The daytime radiation warms the Oceans to depth, deprive them of that with cloud and it has a majrt effect on long term Energy storage.
Nighttime cloud merely slows the rate of energy loss from the surface.
There is a problem using year to year average temperature changes to calculate sensitivity.
A nominated year showing a temperature rise, on average, will have some locations where the change is less than the average, even some locations where there has been a fall. While the average process hides this, the mechanism still exists. The work is deficient if it cannot explain why these negative excursions can and do happen. What happened, at that time in history, other one site with a rise while there was another with a fall?
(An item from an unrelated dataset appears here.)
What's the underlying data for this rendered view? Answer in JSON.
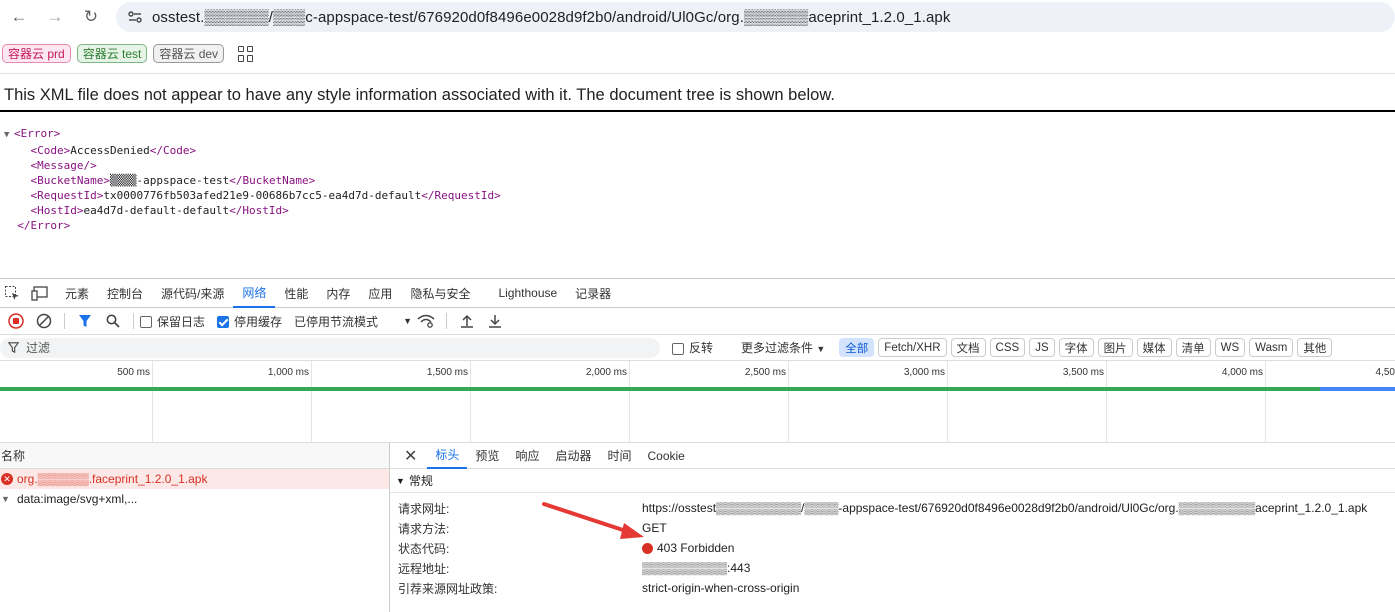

Geoff.
I would like to copy here a shortly what the IPCC has written about the ECS : IPCC summarizes the differences of ECS and TCR (IPCC has changed the term TCS to TCR (Transient Climate Response)) in AR5 like this (p. 1110): “ECS determines the eventual warming in response to stabilization of atmospheric composition on multi-century time scales, while TCR determines the warming expected at a given time following any steady increase in forcing over a 50- to 100-year time scale.” And further on page 1112, IPCC states that “TCR is a more informative indicator of future climate than ECS”.
Even the IPCC says that ECS values are very theoretical. IPCC uses TCR/TCS model in calculating the RCP-warming values in the end of this century.
Still too high — by a factor of 2.
Anything higher than zero is too high, given the Earth’s climate history. And the more people start to look to that for the correct answer, the sooner the Climate Fascists will launch a campaign to “adjust” that climate history, like the Ministry of Truth in Orwell’s “1984.”
The ultimate irony for me is that Bill Nye, who apparently is somewhat qualified as an engineer, would never accept such magnitude of a fudge factor in his specialty, but would smear those who point it out.
I hate living in 2018 sometimes…
‘Using this approach, the team derive a range of climate sensitivity to doubling carbon dioxide of 2.8+’
I am amused they used a decimal point.
Correction: 2.8 C is not a “statistical prediction.” For there to be a “statistical prediction” there has to be a “statistical population” underlying a “statistical model” but this population does not exist. Long ago, Svante Arrhenius supplanted probability theory and statistics through an application of the reification fallacy.